Mr. Barr said they are “playing all sides to exacerbate the violence.”

“I believe we have evidence that some foreign hackers and groups associated with foreign governments are focused on this particular situation we have here and exacerbate it every way they can,” he said.

Mr. Wray said it’s the kind of behavior they’ve seen before.

“It is, unfortunately, not unusual for foreign actors to choose to amplify events in this country to sow divisiveness and discord, particularly through the use of state associated media, which provides a bullhorn to amplify and gin up more controversy than exists,” he said.

Mr. Floyd’s death at the hands of a Minneapolis police officer — now fired and charged with second-degree murder — has sparked massive protests.

Mr. Barr, who was attorney general during the 1992 Rodney King riots in Los Angeles, said excessive force is generally limited to a “distinct minority” of police officers.

“Federal civil rights laws address willful use of excessive force and those that engage in that kind of activity I think are a distinct minority,” he said. “I think the overwhelming number of police officers try conscientiously to use appropriate and reasonable force.”

Mr. Barr said the “large preponderance” of protests have been peaceful, but “there are extremist agitators who are hijacking the protests to pursue their own separate and violent agenda.”

In the nation’s capital, massive unrest over the weekend led to vandalism at buildings near the White House and a fire at historic St. John’s Episcopal Church.

By Monday, the city had imposed a 7 p.m. curfew.

That day, federal officers, who patrol the city’s large amount of federal territory, pushed protesters out of Lafayette Park, which stands in between St. John’s and the White House.

The decision has drawn scrutiny from Capitol Hill, where Democrats said Mr. Trump turned the Secret Service into a tool of fascism in dispersing the protests.

House Speaker Nancy Pelosi, California Democrat, demanded an investigation.

“We are concerned about the increased militarization and lack of clarity that may increase chaos,” she said, demanding a list of the federal agencies that have been involved in policing the city’s protests. “Congress and the American people need to know who is in charge, what is the chain of command, what is the mission, and by what authority is the National Guard from other states operating in the capital.”
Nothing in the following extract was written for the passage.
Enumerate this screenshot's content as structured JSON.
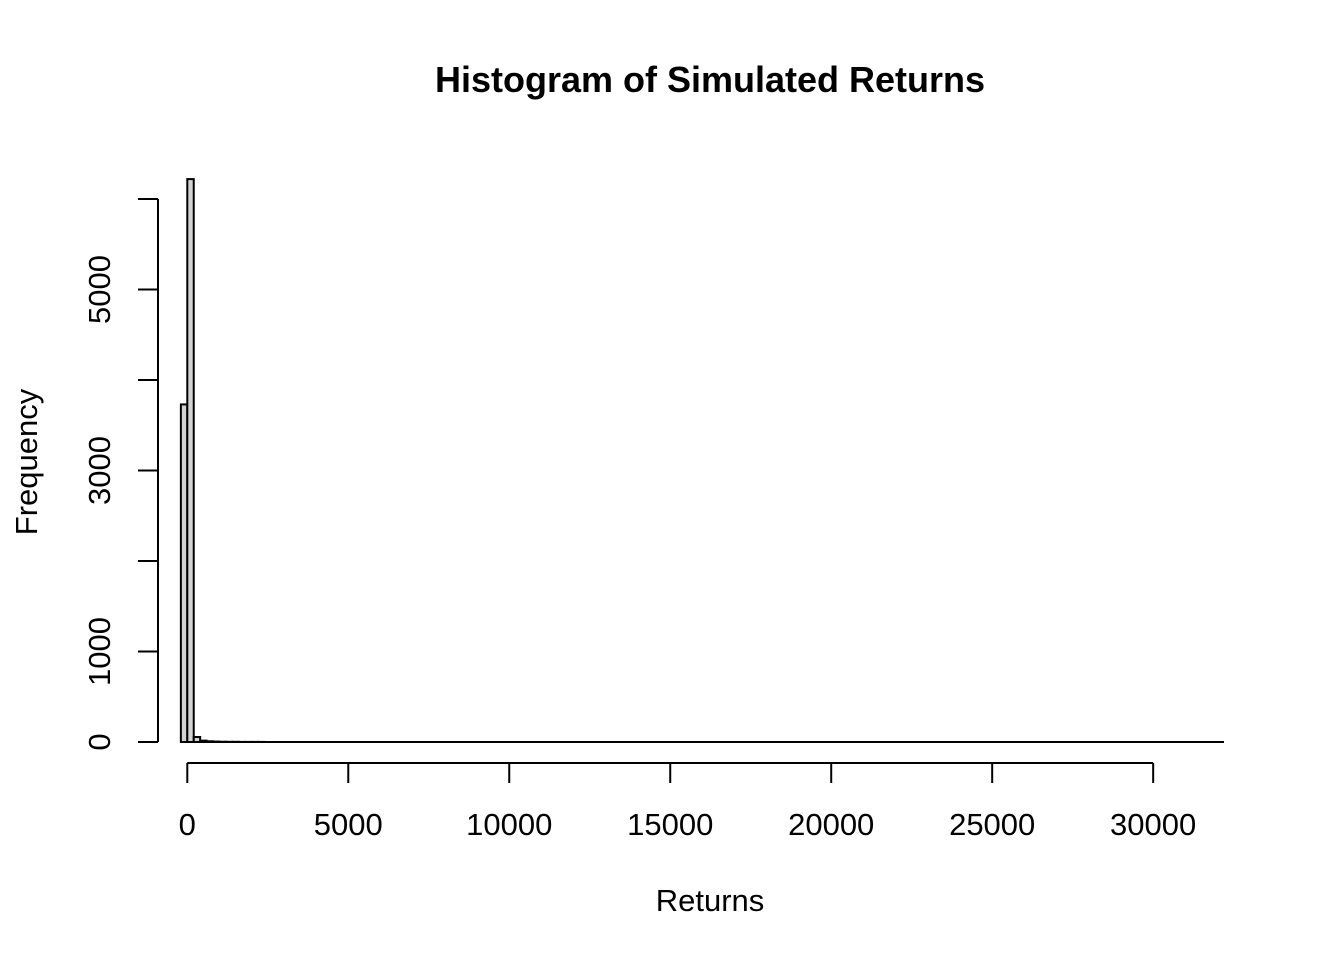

Sen. Kamala D. Harris, California Democrat, said Mr. Barr, who oversaw the clearing of Lafayette Park, orchestrated an “assault on our citizens’ constitutional rights of free expression and peaceful assembly.”

Black Lives Matter and the American Civil Liberties Union filed a lawsuit Thursday against the Trump administration over the incident, saying it violated the constitutional rights of the demonstrators.

The lawsuit, which was filed in a D.C. federal court and names Mr. Trump and Mr. Barr as defendants, accuses officers of attacking protesters without warning and using excessive force in “unprovoked criminal attack.”

Mr. Barr said some protesters had become violent and buildings had been set on fire and vandalized the night before.

Rioters used crowbars to dig out pavement and throw it at federal officers, he said, resulting in 114 injuries. Twenty-two of the officers were hospitalized with serious head injuries or concussions, he said.

He said they realized that if the protesters were allowed to be at Lafayette Park or on H Street, they would be in throwing range of officers guarding the White House, so they pushed the perimeter back a block.

Mr. Barr also told reporters that protesters were asked three times to move back before the authorities began to push them back. He said the rioting was interfering with the government’s functions.

Officials have said they used pepper balls and other less-lethal means, not tear gas, to disperse the crowd.

Mr. Barr said authorities have shrunk the protective perimeter after mostly peaceful protests the last several days. The attorney general also defended Mr. Trump’s decision to walk across the park to the church, where he stood holding a Bible.

“The president should be able to walk outside the White House and walk across the street,” he said. “I don’t view it as a political act, I think it is entirely appropriate for him to do that.

“There was no correlation between our tactical plan to move the perimeter out by one block and the president going over to the church.”